Javik did not turn around when Shepard approached. "Shepard."
Shepard joined him at the knocked-out window. "Was it this bad in your time?" she asked without preamble.
"Worse. I have been listening to the krogan—to Wrex—speaking to his men."
Shepard's mouth twisted into a wry grin. "He knows how to put a speech together."
"Yes. In my Cycle, there was no coming-together of the races. There was no rallying cry." Seeing what those two things had accomplished in this Cycle made him even less surprised that his failed. There was a difference between willing and forced cooperation: namely, that when cooperation was willing, unanimity of purpose kept things moving forward, no matter which leaders died, no matter how bad it looked. Forced cooperation lasted only as long as the goad was in place. After that…fragmentation.
His people had been superior and powerful…but perhaps not wise.
He turned to Shepard, regarding her two-eyed alien face. "I envy you. The future is still out there. It is something my people could never say: there will be a tomorrow."
"Only if we win today."
He sensed the testing in her words. She believed they could win, not without cost, not without sacrifice, but victory was attainable. She wanted to know if he believed it, too. If he didn't, there was no way she would take him with her as part of Hammer One.
"No one else has made it this far."
Shepard chuckled at this. "You did. You came a long way, Javik. Further than anyone else here."
"And I look forward to fulfilling my mission."
"Then what?"
Javik bowed his head. "You are now the avatar of this Cycle, the exemplar of victory. Not just for humanity, or turians, or krogan, or Protheans—but for all life. Every soul that has ever existed is watching this moment." The admission itself, that the dead were watching, told him how much he had changed since entering this Cycle.
Stand in the ashes of a trillion souls and as if honor matters. The silence is your answer.
He still didn't think honor mattered in victory, but he knew a waiting silence when he heard one. The silence in his heart seemed to be a waiting one.
"Well, when you put it that way, no pressure," Shepard responded sardonically. He sensed the unease that crystallizing her position in that way created.
Good. That kind of responsibility should make one uneasy. It meant they would handle it well.
"Do not waver, Shepard. Victory is not attained without hard choices."
"I know."
"I know you know." It was difficult for Javik to speak from his heart, as the saying in this Cycle went, but here, now, for Shepard, his comrade…perhaps even his friend…he tried anyway. "I know you will see this through for all of us, no matter the cost.

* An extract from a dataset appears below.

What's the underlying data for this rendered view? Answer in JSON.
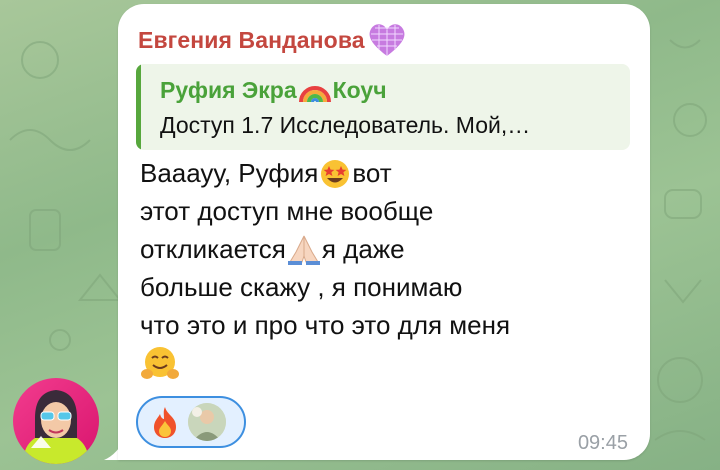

And if that cost is high…you will be remembered well by those who remain." He held out his hand awkwardly, after the human custom.
A line of silver traced along Shepard's lower eyelids as she took it and shook it firmly, with a resolution he could feel pulsing between them, even through armored gauntlets. "You too. If we actually pull this off, what are you going to do afterward?"

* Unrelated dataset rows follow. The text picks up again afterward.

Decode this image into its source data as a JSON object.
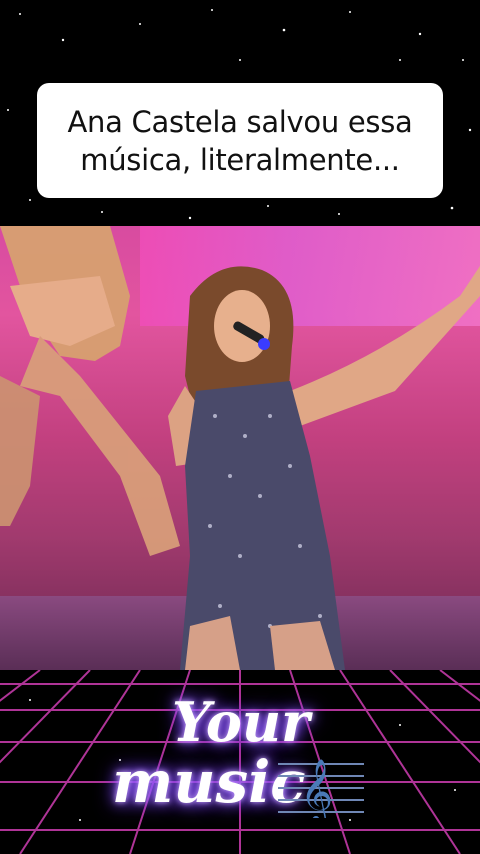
{
  "post": {
    "caption": "Ana Castela salvou essa música, literalmente..."
  },
  "logo": {
    "word1": "Your",
    "word2": "music",
    "icon": "treble-clef-icon"
  },
  "colors": {
    "caption_bg": "#ffffff",
    "stage_pink": "#e2559f",
    "grid_magenta": "#c23aa8",
    "logo_glow": "#8f5bff"
  }
}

Javik turned back to the waiting city, which was not silent even though it waited. For a long time, he imagined he would return to the place where his own squad had fallen by his hand…and join them. To put this last vestige of his own Cycle where it belonged: in the history books. To put himself out of his own misery.
Now, after months with the Normandy's crew, the idea of 'peace' unnerved him, but not so much that he felt the need to recoil from it. Perhaps it would be the crowning insult to the Reapers, a Prothean living to the end of his natural life. The Cycle might be different…but perhaps that wasn't entirely a bad thing.
"Since my birth, life's only pursuit has been war," he admitted slowly. "I…look forward to what peace looks like."
"Don't worry. Someone, somewhere, will start some shit just for the sake of normalcy, and someone else will have to clean it up. There'll always be plenty of work for soldiers," Shepard assured him. She sounded regretful that the end of the war didn't mean an end to conflict, but chose to interpret it as things going back to normal, which was what she really wanted.
"Perhaps I will write a book with…Dr. T'Soni," Javik admitted. They'd actually discussed the matter before now, though he wasn't committed to the idea.
It's either you set the record straight, or you keep hearing 'o wise Enkindler, this one…' every time a hanar sees you. And if you survive this, you'll be a big damn hero all over the Extranet. They'll allseeyou, Javik. Millions of them.
Liara knew how to make a point. Even now, the idea of more hanar revering him like a living deity when he wasn't, when his people never had been, made him uncomfortable.
"She suggests 'Journeys with the Prothean.'"
"You considering it?"
Javik shrugged. "I will need a job, once there are no more Reapers to kill."
"There will always be room for you on my crew, Javik. As long as I'm leading it."
The offer, so plain and so honest, made him feel uncomfortable, though he appreciated it. It might be alright to write a book with Liara. It would be better to keep finding soldier's work with Shepard. More than that, it was nice to have choices that were 'Choice-A or Die.' "Thank you, Shepard. For letting the last voice of the Protheans speak. It has been a…a privilege."
"You're welcome." From the wistful look on her face, she understood everything he had said, and everything he hadn't said. He wouldn't like many people to have that gift of understanding. But he didn't mind so much in this one very special case.